By country :: Italy
Last spring, I was lucky enough to make a trip to the regions of Umbria and the Abbruzzi, and I became very aware of the reasons why we Frenchmen may consider Italians to be our continental cousins. Our rural heritage gives us both a love and passion for good food from an early age, while we also develop a keen interest in good wines as we grow up. Similarly to France, wine is part of a typical Italian meal, yet there are some key distinctions between our two nations.
Italy is a very interesting winemaking country, primarily due to the fact that, as a nation, it is an eclectic mix of varying cultures and regions with their own distinct local identities. Ranging from the Germanic influence of the Dolomites in the north, down to Sicily and its Moorish traditions, the variety of flavours and smells presented by Italian wine covers an enormous spectrum.
Traditionally, Italian red wines tend to grab all the headlines, produce from Chianti and Barolo attracting interest from all across the globe, but I am also a great lover of the country’s whites, and I believe they are massively underrated. This year we have added Trebbiano of Masciarelli to our list, a personal favourite which I am sure you will agree is absolutely delightful.

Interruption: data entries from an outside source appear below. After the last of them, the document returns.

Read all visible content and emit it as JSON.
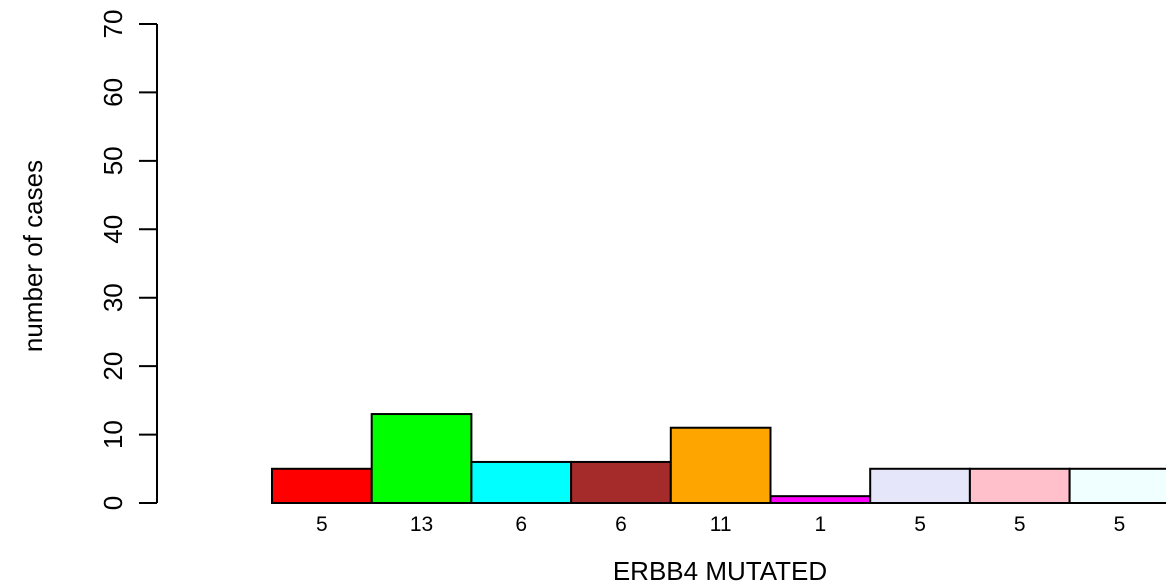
{
  "chart_data": {
    "type": "bar",
    "title": "",
    "xlabel": "ERBB4 MUTATED",
    "ylabel": "number of cases",
    "ylim": [
      0,
      70
    ],
    "yticks": [
      0,
      10,
      20,
      30,
      40,
      50,
      60,
      70
    ],
    "grid": false,
    "categories": [
      "5",
      "13",
      "6",
      "6",
      "11",
      "1",
      "5",
      "5",
      "5"
    ],
    "values": [
      5,
      13,
      6,
      6,
      11,
      1,
      5,
      5,
      5
    ],
    "colors": [
      "#ff0000",
      "#00ff00",
      "#00ffff",
      "#a52a2a",
      "#ffa500",
      "#ff00ff",
      "#e6e6fa",
      "#ffc0cb",
      "#f0ffff"
    ]
  }
}
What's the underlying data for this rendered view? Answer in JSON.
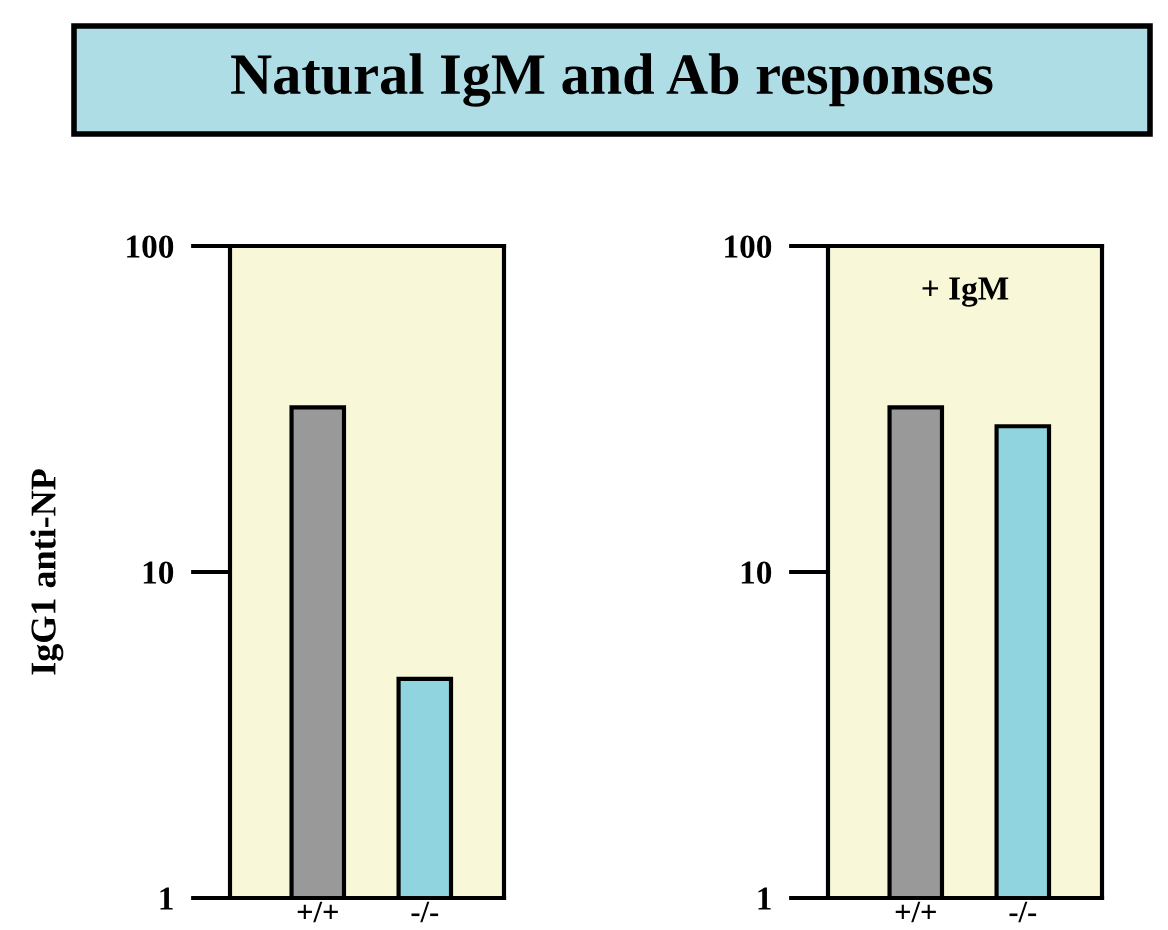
{
  "chart_data": [
    {
      "type": "bar",
      "title": "Natural IgM and Ab responses",
      "ylabel": "IgG1 anti-NP",
      "categories": [
        "+/+",
        "-/-"
      ],
      "values": [
        32,
        4.7
      ],
      "colors": [
        "#999999",
        "#8fd4de"
      ],
      "log": true,
      "ylim": [
        1,
        100
      ],
      "yticks": [
        1,
        10,
        100
      ],
      "grid": false,
      "legend": false
    },
    {
      "type": "bar",
      "annotations": [
        "+ IgM"
      ],
      "categories": [
        "+/+",
        "-/-"
      ],
      "values": [
        32,
        28
      ],
      "colors": [
        "#999999",
        "#8fd4de"
      ],
      "log": true,
      "ylim": [
        1,
        100
      ],
      "yticks": [
        1,
        10,
        100
      ],
      "grid": false,
      "legend": false
    }
  ]
}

At our recent ‘Meet the Producers’ tasting, we were very thankful for the support of Carlo Vallone, who travelled to be with us from Santi Dimitri, the winery which he owns in the region of Salento,. Over the course of the
weekend, his wines were lauded by our visitors, his Primitivo proving to be a particular star, an example of a wine which undoubtedly brings a Mediterranean glow to your glass.